Measured in terms of publication output, condensed-matter physics is the largest field in physics1. Its size is a consequence of its breadth: the study of systems in their 'condensed' phases can be applied to an almost limitless range of problems such as magnetism, superconductivity and superfluidity, to name three examples out of many. A cornerstone of this approach is the concept of symmetry breaking, the idea that a condensed phase has a lower symmetry than its uncondensed counterpart (for instance, a solid has a lower symmetry than a gas). The framework through which these phenomena were first understood is the Landau–Ginzburg theory of phase transitions: by identifying a suitable order parameter that reflects the underlying symmetry of the system (such as a material's density, to continue with our solid-state example), it is possible to pinpoint the conditions that are required for that symmetry to become manifest.

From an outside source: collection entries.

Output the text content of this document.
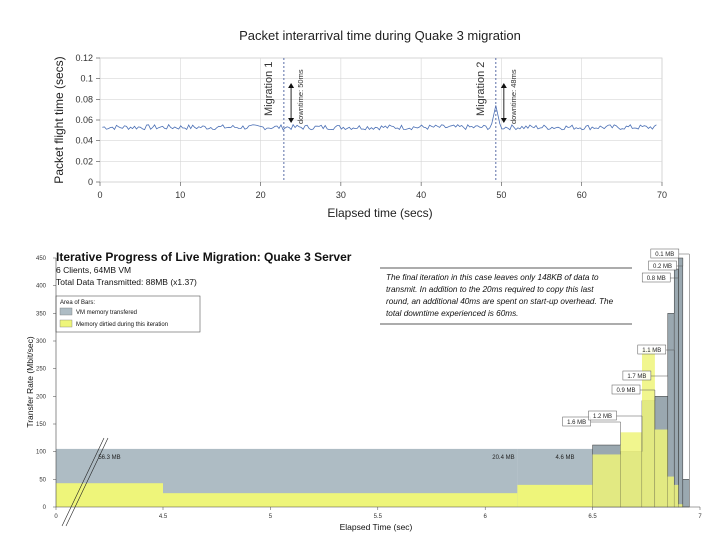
Packet interarrival time during Quake 3 migration
0
0.02
0.04
0.06
0.08
0.1
0.12
0	10	20	30	40	50	60	70
Migration 1	downtime: 50ms	Migration 2	downtime: 48ms
Elapsed time (secs)
Packet flight time (secs)
Iterative Progress of Live Migration: Quake 3 Server
6 Clients, 64MB VM
Total Data Transmitted: 88MB (x1.37)
Area of Bars:
VM memory transfered
Memory dirtied during this iteration
The final iteration in this case leaves only 148KB of data to
transmit. In addition to the 20ms required to copy this last
round, an additional 40ms are spent on start-up overhead. The
total downtime experienced is 60ms.
0
50
100
150
200
250
300
350
400
450
0	4.5	5	5.5	6	6.5	7
56.3 MB	20.4 MB	4.6 MB
1.6 MB
1.2 MB
0.9 MB
1.7 MB
1.1 MB
0.8 MB
0.2 MB
0.1 MB
Elapsed Time (sec)
Transfer Rate (Mbit/sec)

The overarching theme for condensed-matter physics in the 1960s and 1970s was therefore a continual search for order. Armed with beautiful ideas rooted in symmetry — concepts that pervade physics well beyond condensed matter, in fact — physicists focused on identifying the relevant and, crucially, measurable order parameters that pertained to their system of choice. Inevitably, work tended to concentrate on the hardest problems to crack — typically those in which there was no discernible order parameter or, if there was, that were characterized by an unusual degree of complexity.

As these problems persisted into the 1980s, two crucial developments occurred. Firstly, the realization that there were exceptions to the Landau–Ginzburg paradigm, such as the topological order that underlies the fractional quantum Hall effect. Secondly, the discovery of high-temperature superconductivity brought about a surge of interest in so-called strongly correlated electron systems. Of course, the many-body problem had been known since the days of Nevill Mott, but a plethora of problems linked more or less directly to superconductivity, such as heavy fermions, quantum criticality and the physics of the pseudogap, combined with the rapid growth of the computational power scientists had access to, brought about a fresh urgency to attack the issue head-on.

Although the mechanism of superconductivity continues to be elusive, the era of strongly correlated electron systems has brought about a number of significant developments. Perhaps the most important of these isn't strictly a scientific discovery, however. Rather, it has been a change in perspective. The study of non-trivial or 'exotic' electronic properties of materials has fostered an appreciation for a variety of emergent phenomena resulting from strong correlation effects — cooperative behaviours that cannot be predicted from the properties of individual electrons. These include emergent excitations such as monopoles2 and skyrmions3, the description of which is, in many ways, simpler than the original 'vacuum' of excitations from which they arise.

This taste for emergent properties coincided with the experimental discovery of topological insulators, which was made on the back of large strides forward in the understanding of electronic states in terms of topological invariants — essentially a geometric property of the electron wavefunction4. Although part of a wider surge in interest in topologically protected states of matter, the excitement surrounding topological insulators was principally due to the robust nature of the metallic surface states that characterized them, and the relatively loose requirements for their realization: neither strong electron–electron interactions nor low-dimensionality are required. Moreover, as if to make the point even stronger, these discoveries came almost simultaneously with a flurry of spectacular observations in graphene, including the observation of the fractional quantum Hall effect5,6. This is a system made up of sp2 electrons — hardly the definition of a strongly correlated material — and yet it displays the hallmarks of topological order, which include dissipationless transport and emergent particles with fractional charge and statistics.

As it has become clear that the study of emergent properties is no longer restricted to strongly correlated electron systems, a new, broader description has become necessary. And the term that seems to be gaining currency on departmental websites and research programmes is quantum materials. Indeed, conferences on the topic have started to spring up — for example, the Big Ideas in Quantum Materials workshop held in La Jolla, California, last December.

Of course, on a trivial level all materials exist thanks to the laws of quantum mechanics, and there are cynics who will privately wonder if the description isn't too broad and, well, catchy for its own good. But given the history of condensed-matter physics that we have just outlined, there are good reasons to embrace quantum materials. In essence, they provide a common thread linking disparate communities of researchers working on a variety of problems at the frontiers of physics, materials science and engineering.

At face value, these problems are quite distinct: think of the recent success of groups hunting for emergent particles in solids (last year's flurry of results on Weyl fermions7 are a case in point), and the challenges faced by others looking to harness the promising optoelectronic properties of van der Waals materials for devices and applications. A little further afield, consider the strides forward being made in developing platforms for achieving quantum computers and, by dropping the semantic distinction between material and matter, the control afforded by designer quantum matter platforms synthesized from cold atoms, ions, defects in solids, circuit-QED architectures, and solid-state heterostructures. All these communities face formidable challenges and opportunities. And they all just know they are working on quantum materials.